Other critics argue that using smokeless tobacco is an individual choice, and the government should not use taxpayer dollars to push an anti-tobacco agenda that’s best left to private activists and nonprofit organizations.
“It’s sort of a symptom of the whole ’cradle to the grave the government is going to take care of us’ mentality,” said David Muhlhausen, a research fellow in empirical policy analysis at The Heritage Foundation.
Mr.
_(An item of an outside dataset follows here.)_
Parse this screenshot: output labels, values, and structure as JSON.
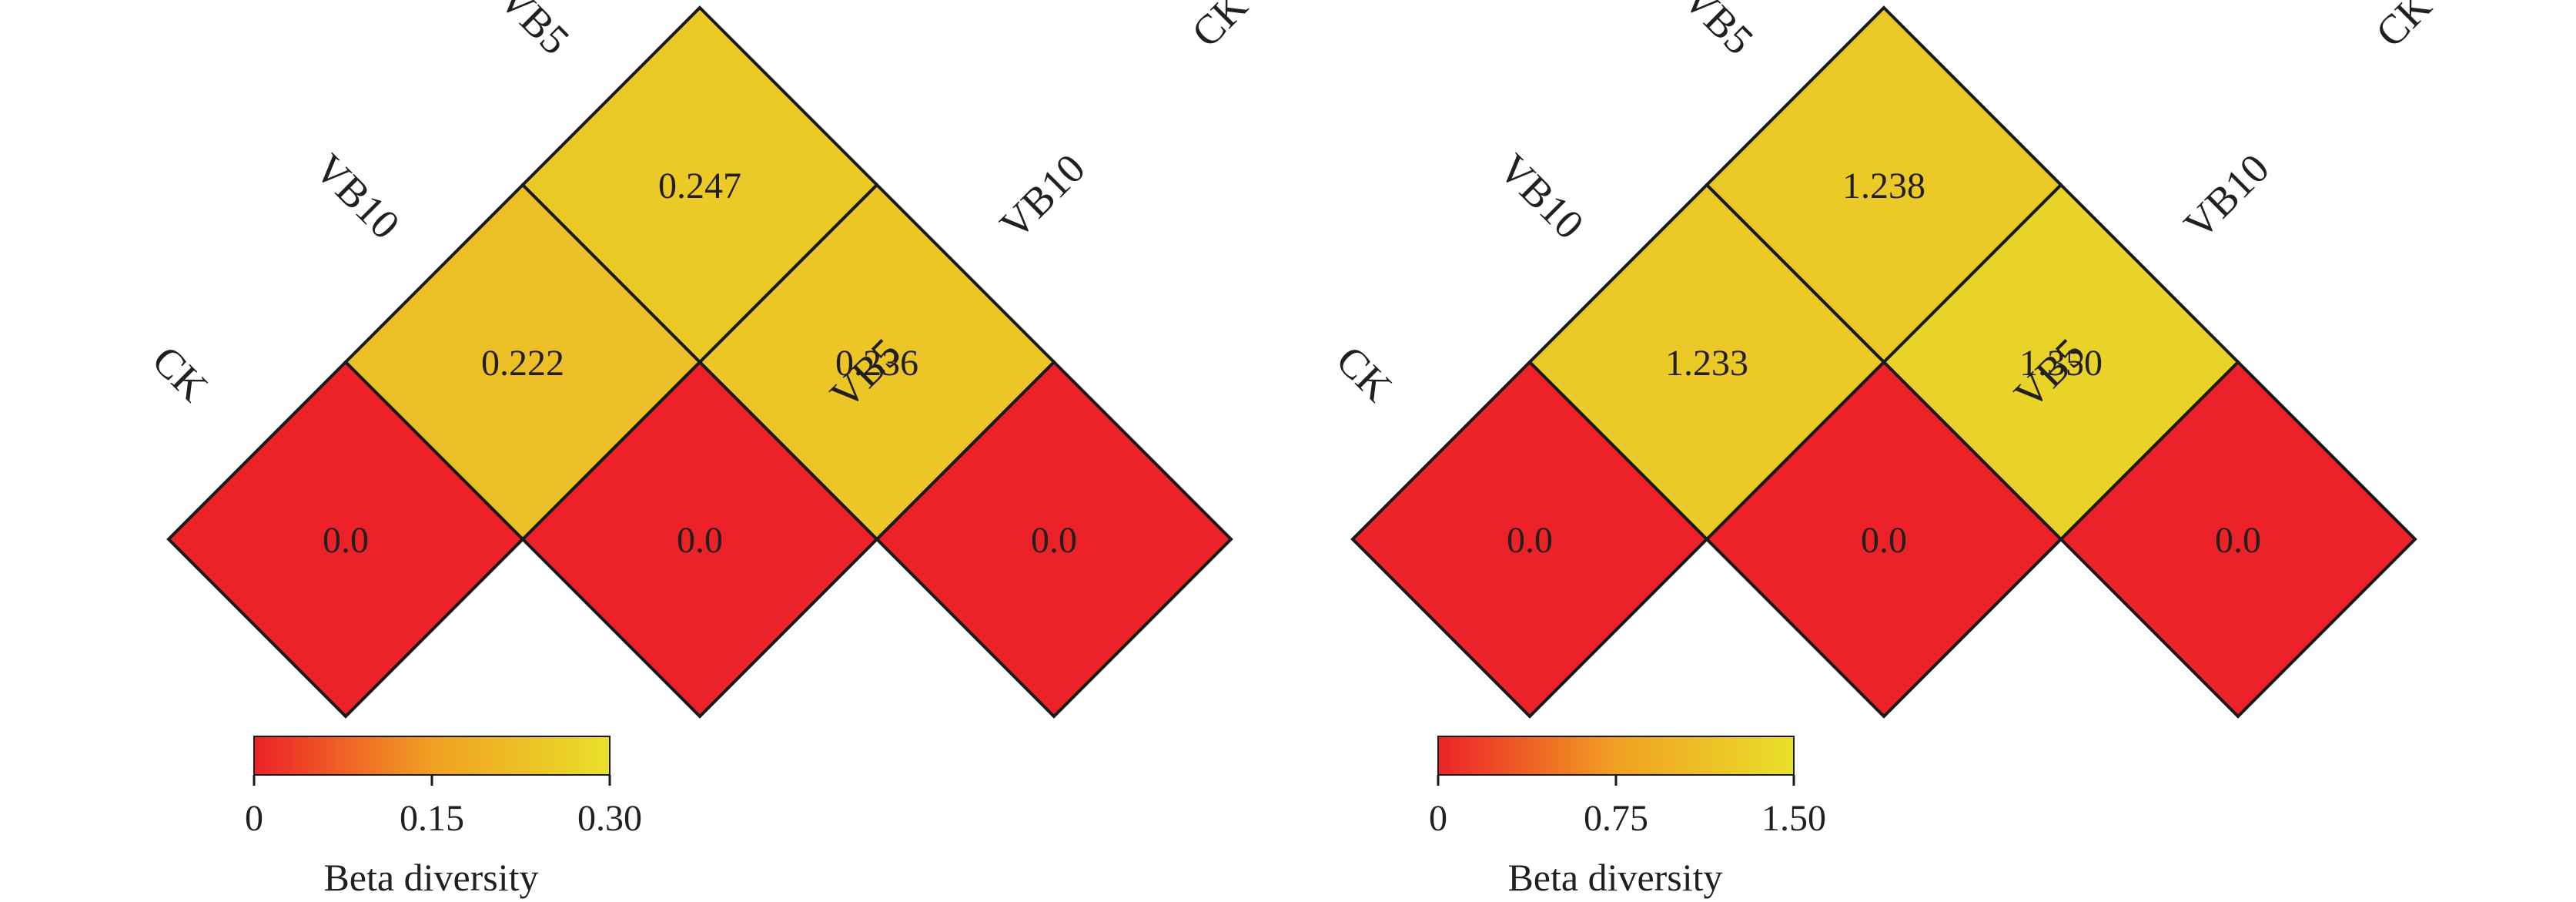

Muhlhausen argued that tobacco users have to make the decision to quit on their own, and this project’s aim to get women to nag men who have no desire to quit will probably be a wash.
“I used to chew tobacco, and I quit because it’s gross,” Mr. Muhlhausen said. “So when you’re young and you’re a teenager or young adult, you don’t perceive it as a threat or a potentially bad activity, but I think most people wise up and understand that it’s not good for you.”